On 17 December 2015 at 10:24 am Murray Weatherston said:
Hi David
The headline - "entity licensing benefits no-one" - is wrong because your universe was limited to just consumers and advisers.
I want to share a recent personal light-bulb moment with you - the universe includes the regulator. I believe the regulator is totally overwhelmed by the thought of having to individually authorise or license another 5000+ Financial Advisers (current rbnaFAs (commonly referred to as RFAs) and QFE advisers. They will need to do this if in future there is only one big class of FAs.

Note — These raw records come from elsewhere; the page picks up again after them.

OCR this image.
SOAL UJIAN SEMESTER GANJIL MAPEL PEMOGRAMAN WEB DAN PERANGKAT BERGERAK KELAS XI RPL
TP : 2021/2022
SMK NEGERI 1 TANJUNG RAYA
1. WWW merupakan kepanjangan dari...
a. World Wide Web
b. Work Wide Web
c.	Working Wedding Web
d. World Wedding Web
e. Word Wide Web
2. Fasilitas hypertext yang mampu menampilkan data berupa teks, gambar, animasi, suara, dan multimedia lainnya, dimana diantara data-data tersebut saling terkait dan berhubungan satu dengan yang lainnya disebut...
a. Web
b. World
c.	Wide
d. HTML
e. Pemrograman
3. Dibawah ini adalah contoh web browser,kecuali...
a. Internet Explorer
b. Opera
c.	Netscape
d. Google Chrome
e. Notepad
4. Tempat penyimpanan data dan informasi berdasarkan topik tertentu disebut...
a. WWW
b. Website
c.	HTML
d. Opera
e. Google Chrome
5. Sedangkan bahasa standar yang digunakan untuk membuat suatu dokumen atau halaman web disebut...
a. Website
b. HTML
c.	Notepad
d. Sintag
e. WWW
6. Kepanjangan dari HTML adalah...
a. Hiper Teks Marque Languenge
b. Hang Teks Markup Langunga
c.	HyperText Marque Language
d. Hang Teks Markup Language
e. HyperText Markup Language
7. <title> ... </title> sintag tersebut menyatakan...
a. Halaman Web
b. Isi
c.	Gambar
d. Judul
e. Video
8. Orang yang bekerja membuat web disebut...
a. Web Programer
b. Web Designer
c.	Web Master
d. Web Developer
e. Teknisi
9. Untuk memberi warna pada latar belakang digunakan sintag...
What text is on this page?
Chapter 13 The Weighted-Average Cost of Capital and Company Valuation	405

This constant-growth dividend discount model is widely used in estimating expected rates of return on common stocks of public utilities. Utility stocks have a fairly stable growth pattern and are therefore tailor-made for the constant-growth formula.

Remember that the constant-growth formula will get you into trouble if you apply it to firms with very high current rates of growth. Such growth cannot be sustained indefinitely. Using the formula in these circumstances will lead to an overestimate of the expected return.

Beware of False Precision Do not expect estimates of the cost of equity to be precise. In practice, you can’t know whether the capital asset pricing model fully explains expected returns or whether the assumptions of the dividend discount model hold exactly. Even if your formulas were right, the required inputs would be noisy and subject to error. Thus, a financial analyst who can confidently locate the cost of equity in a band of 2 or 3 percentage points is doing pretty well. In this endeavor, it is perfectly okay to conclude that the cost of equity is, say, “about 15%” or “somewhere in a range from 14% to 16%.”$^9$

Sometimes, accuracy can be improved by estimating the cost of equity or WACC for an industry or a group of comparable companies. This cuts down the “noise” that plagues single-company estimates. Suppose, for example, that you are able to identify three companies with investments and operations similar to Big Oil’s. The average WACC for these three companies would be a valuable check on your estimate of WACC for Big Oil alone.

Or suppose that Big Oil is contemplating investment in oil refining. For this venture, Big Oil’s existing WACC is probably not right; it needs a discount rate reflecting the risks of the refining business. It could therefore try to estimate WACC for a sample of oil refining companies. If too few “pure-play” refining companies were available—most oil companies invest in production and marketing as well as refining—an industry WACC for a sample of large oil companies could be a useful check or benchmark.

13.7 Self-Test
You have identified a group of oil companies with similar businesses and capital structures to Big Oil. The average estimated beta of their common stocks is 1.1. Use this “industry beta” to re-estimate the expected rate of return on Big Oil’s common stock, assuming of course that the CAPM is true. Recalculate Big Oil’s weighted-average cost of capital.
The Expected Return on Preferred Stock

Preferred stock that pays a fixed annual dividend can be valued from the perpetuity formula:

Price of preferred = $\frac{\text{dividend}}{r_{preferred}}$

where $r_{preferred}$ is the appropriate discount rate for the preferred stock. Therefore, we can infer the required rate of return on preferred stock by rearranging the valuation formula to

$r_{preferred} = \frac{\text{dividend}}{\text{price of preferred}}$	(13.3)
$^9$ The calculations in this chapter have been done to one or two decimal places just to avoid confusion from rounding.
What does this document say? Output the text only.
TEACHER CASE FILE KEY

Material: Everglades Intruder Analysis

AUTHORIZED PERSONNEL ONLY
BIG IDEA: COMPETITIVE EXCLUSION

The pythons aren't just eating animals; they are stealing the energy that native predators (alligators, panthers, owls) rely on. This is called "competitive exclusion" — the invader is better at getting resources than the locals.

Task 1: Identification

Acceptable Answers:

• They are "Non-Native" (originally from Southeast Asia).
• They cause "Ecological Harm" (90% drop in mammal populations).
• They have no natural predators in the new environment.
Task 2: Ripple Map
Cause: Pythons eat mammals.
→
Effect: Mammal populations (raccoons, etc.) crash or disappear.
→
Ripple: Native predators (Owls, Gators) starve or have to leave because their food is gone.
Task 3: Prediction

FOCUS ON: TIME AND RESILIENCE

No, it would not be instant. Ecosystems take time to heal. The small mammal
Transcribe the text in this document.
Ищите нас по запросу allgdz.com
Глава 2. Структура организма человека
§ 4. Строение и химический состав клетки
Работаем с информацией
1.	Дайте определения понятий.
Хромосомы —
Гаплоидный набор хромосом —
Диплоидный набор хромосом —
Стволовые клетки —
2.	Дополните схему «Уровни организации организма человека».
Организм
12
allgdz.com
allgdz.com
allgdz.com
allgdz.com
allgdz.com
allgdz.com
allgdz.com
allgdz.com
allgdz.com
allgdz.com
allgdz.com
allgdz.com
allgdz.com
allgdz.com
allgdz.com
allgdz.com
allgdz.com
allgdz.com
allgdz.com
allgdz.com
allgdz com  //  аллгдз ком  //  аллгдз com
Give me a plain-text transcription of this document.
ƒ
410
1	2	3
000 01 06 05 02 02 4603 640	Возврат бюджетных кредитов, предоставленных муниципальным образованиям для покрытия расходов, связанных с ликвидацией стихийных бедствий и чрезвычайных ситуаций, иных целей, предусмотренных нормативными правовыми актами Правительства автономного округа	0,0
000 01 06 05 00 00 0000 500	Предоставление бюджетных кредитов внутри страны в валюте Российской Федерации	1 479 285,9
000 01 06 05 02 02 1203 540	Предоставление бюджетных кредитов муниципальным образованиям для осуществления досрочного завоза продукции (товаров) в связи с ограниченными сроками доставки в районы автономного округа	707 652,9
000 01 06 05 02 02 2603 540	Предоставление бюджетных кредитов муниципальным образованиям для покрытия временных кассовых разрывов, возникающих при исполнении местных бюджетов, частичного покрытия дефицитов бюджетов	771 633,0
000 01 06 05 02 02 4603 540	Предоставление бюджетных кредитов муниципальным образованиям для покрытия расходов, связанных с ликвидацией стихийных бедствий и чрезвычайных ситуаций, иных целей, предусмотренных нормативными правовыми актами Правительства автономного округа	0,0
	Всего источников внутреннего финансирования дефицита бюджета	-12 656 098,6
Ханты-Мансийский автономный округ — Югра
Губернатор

Ergo - entity licensing! Simple really.
On 17 December 2015 at 3:36 pm MPT Heretic said:
You might be right Murray although based on the FMA's extraordinary ability to crush the original number of AFA's under the compliance burden and cost, the number of FAs left for them to licence and monitor post the next wave of change may be substantially less than you think
On 19 December 2015 at 11:31 am dcwhyte said:
As perceptive as ever Murray. The epiphany of regulator benefit had already shone its light in Albany - discretion persuaded against inclusion.

Those retained by QFEs would be exempt from individual licensing as their obligations are to the QFE, therefore the numbers would be considerably reduced.

The questions remains, however, is the regulatory regime intended for the benefit of the consumer or the convenience of the regulator?